Waar vroeger het busstation lag, gaapt nu een groot gat. De bussen wachten nu allemaal langs een kant van de straat hun vertrekuur af. Er kan natuurlijk geen sprake van zijn dat reizigers iets te vroeg kunnen instappen - waarschijnlijk is er een of andere syndicale regel die dat verbiedt. Overigens moet onze bus van lijn 69 eerst nog draaien - de wat verderop gelegen rotonde lijkt hier voor gemaakt. De bus van dienst is een Van Hool A330, met welgeteld 24 zitplaatsen. Eigenlijk een perfecte stadsbus dus, voor veel staande reizigers die snel weer uitstappen, alhoewel ik me de vraag stel waarom men ervan uitgaat dat je niet moet kunnen zitten in een stadsbus. Dat wordt nog lachen als men gordels wil verplichten, ook in lijnbussen. Maar kom, de opkomst is niet van die aard, dat er plaatsgebrek zou zijn. Bus 69 brengt ons verbazend snel - en met 5 minuten vertraging, want de bus vertrekt gewoon te laat) op het platteland.

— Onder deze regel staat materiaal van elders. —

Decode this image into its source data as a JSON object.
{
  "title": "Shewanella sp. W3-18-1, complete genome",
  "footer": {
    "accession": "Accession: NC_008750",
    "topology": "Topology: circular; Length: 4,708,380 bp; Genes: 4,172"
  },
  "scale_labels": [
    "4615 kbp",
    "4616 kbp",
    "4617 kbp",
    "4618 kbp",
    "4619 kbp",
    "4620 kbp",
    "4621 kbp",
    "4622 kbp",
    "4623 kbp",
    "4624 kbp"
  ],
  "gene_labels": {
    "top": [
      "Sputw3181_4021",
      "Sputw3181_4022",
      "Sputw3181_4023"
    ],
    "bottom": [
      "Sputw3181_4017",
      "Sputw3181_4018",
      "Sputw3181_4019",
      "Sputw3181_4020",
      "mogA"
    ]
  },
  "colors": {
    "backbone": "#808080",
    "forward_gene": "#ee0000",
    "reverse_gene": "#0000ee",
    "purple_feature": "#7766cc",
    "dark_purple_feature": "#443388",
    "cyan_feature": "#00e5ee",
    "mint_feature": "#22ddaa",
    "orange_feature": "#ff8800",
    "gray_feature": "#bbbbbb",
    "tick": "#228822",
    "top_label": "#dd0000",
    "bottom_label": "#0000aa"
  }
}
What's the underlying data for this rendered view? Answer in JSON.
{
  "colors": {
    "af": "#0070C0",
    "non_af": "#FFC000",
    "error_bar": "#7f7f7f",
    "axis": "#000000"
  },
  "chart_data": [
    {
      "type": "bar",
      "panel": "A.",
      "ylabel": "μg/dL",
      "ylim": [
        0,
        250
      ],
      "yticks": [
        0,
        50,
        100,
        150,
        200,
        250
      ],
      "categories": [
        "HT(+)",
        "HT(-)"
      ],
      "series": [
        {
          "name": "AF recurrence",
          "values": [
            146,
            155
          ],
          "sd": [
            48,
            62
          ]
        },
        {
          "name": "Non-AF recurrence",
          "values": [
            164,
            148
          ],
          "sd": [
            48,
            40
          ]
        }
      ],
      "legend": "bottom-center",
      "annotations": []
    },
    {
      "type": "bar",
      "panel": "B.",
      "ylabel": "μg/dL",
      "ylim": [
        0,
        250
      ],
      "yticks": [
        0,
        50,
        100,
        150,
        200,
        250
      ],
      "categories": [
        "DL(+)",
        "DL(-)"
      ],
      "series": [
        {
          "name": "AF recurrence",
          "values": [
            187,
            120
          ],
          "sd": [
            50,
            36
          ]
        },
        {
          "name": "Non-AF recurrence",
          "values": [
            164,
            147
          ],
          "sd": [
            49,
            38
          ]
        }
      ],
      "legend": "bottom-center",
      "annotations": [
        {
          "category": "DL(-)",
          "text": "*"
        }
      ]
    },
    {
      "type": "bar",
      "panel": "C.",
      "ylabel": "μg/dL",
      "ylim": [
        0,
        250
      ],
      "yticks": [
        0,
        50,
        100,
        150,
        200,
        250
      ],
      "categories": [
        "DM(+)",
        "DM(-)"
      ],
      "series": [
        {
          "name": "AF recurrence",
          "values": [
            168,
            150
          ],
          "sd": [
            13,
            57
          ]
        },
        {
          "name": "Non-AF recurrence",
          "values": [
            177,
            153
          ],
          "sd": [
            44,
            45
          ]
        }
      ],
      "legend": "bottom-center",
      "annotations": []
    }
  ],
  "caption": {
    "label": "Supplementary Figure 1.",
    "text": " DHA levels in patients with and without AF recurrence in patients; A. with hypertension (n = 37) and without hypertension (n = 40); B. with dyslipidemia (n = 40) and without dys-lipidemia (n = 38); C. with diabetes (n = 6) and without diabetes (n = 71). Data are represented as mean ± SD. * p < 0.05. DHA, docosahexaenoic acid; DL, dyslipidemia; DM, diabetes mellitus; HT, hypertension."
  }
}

Er zijn 2 halten Olne Village, één voor lijn 69 en een voor de schooldienst 106. Die laatste is van recentere datum, maar in plaats van beide halten te laten samensmelten, heeft men dus voor 2 inplantingen gekozen. De 106 volgt inderdaad een andere reisweg maar een simpele verplaatsing van de halte van de 69 zou meteen het probleem van de dubbele halte opgelost hebben. (Al zou men dan liefst ook het wachthuisje mee verhuizen.)
Voor de terugrit krijgen we hetzelfde type bus geserveerd. Deze keer rijdt er wel wat meer volk mee, een twaalftal, en door het lage aantal zitplaatsen, lijkt de bus voller dan hij in werkelijkheid is. We vertrekken met 8 minuten vertraging en aan de eindhalte tekenen we tien minuten vertraging op, wat gezien het dikke half uur dat we hier op een trein moeten wachten, geen probleem is. De chauffeur is uiterst sociaal: tussen Olne en Verviers heeft hij onafgebroken, weliswaar handenvrij, getelefoneerd.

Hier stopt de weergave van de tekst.